Gallery of Statutes and Hall of Busts

The Gallery of Statues and Hall of Busts are two of the 54 galleries in the Pio-Clementine Museum in the Vatican Museum. The galleries contain Greek and Roman sculptures dating back centuries. The Gallery of Statues displays important pieces like Sleeping Adriane and the bust of Menander. The galleries itself are beautifully decorated with frescos on the vaulted ceiling by painter Cristoforo Unterperger.

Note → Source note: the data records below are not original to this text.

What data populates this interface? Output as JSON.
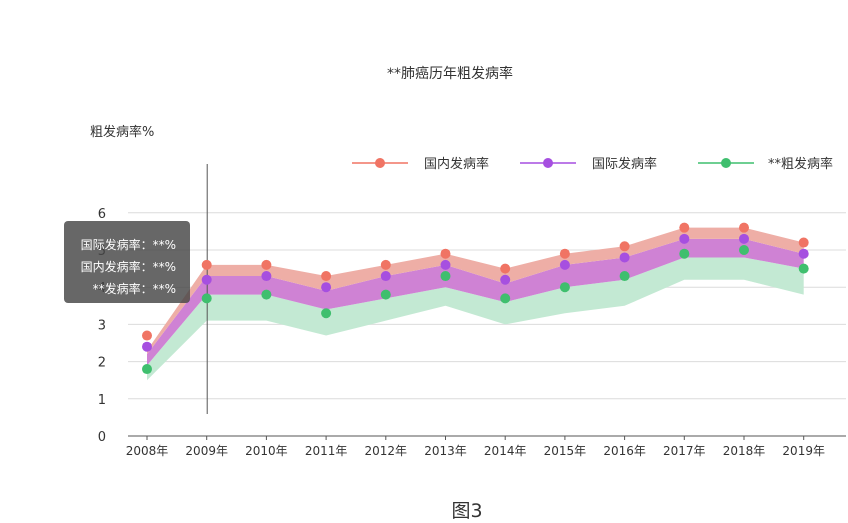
{
  "chart_data": {
    "type": "line",
    "title": "**肺癌历年粗发病率",
    "ylabel": "粗发病率%",
    "xlabel": "",
    "categories": [
      "2008年",
      "2009年",
      "2010年",
      "2011年",
      "2012年",
      "2013年",
      "2014年",
      "2015年",
      "2016年",
      "2017年",
      "2018年",
      "2019年"
    ],
    "ylim": [
      0,
      7
    ],
    "yticks": [
      0,
      1,
      2,
      3,
      4,
      5,
      6
    ],
    "grid": true,
    "legend_position": "top-right",
    "series": [
      {
        "name": "国内发病率",
        "color": "#f07464",
        "band_color": "#eeaea6",
        "values": [
          2.7,
          4.6,
          4.6,
          4.3,
          4.6,
          4.9,
          4.5,
          4.9,
          5.1,
          5.6,
          5.6,
          5.2
        ],
        "band": [
          2.3,
          4.6,
          4.6,
          4.3,
          4.6,
          4.9,
          4.5,
          4.9,
          5.1,
          5.6,
          5.6,
          5.2
        ],
        "band_low": [
          2.2,
          4.3,
          4.3,
          3.9,
          4.3,
          4.6,
          4.1,
          4.6,
          4.8,
          5.3,
          5.3,
          4.9
        ]
      },
      {
        "name": "国际发病率",
        "color": "#a64fe0",
        "band_color": "#cf82d4",
        "values": [
          2.4,
          4.2,
          4.3,
          4.0,
          4.3,
          4.6,
          4.2,
          4.6,
          4.8,
          5.3,
          5.3,
          4.9
        ],
        "band": [
          2.2,
          4.3,
          4.3,
          3.9,
          4.3,
          4.6,
          4.1,
          4.6,
          4.8,
          5.3,
          5.3,
          4.9
        ],
        "band_low": [
          1.9,
          3.8,
          3.8,
          3.4,
          3.7,
          4.0,
          3.6,
          4.0,
          4.2,
          4.8,
          4.8,
          4.5
        ]
      },
      {
        "name": "**粗发病率",
        "color": "#3fbf6e",
        "band_color": "#c3e9d3",
        "values": [
          1.8,
          3.7,
          3.8,
          3.3,
          3.8,
          4.3,
          3.7,
          4.0,
          4.3,
          4.9,
          5.0,
          4.5
        ],
        "band": [
          1.9,
          3.8,
          3.8,
          3.4,
          3.7,
          4.0,
          3.6,
          4.0,
          4.2,
          4.8,
          4.8,
          4.5
        ],
        "band_low": [
          1.5,
          3.1,
          3.1,
          2.7,
          3.1,
          3.5,
          3.0,
          3.3,
          3.5,
          4.2,
          4.2,
          3.8
        ]
      }
    ],
    "tooltip": {
      "rows": [
        "国际发病率：**%",
        "国内发病率：**%",
        "**发病率：**%"
      ],
      "category_index": 1
    },
    "caption": "图3"
  }
}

Gregorian Etruscan & Egyptian Museum

Pope Gregory XVI initiated the setting up of these galleries at the Vatican Museum. In 1837 the Etruscan Gallery was opened which included 9 rooms full of Etruscan artefacts like Bronzes, Terracottas, and Jewellery. The Egyptian Gallery opened in 1839 and includes 6 rooms with Egyptian artefacts like statues, plaques, and metallurgical items. It even includes a reconstruction of Emperor Hadrian’s Villa near Tivoli and includes statues of Osiris-Apis and Osiris-Antinous


Sala Rotunda

The Sala Rotunda or the Round Hall is a gallery in the Pio-Clementine Museum. It is known to be inspired by the Pantheon and is a circular hall that contains niches for the display of huge statues. The hall itself was built in 1779 based on the design of Michelangelo and contains a breathtaking mosaic floor which contains mosaics from the 3rd Century AD. The centre of the room is occupied by a large red porphyry basin that must have been a part of a public arena of ancient Rome.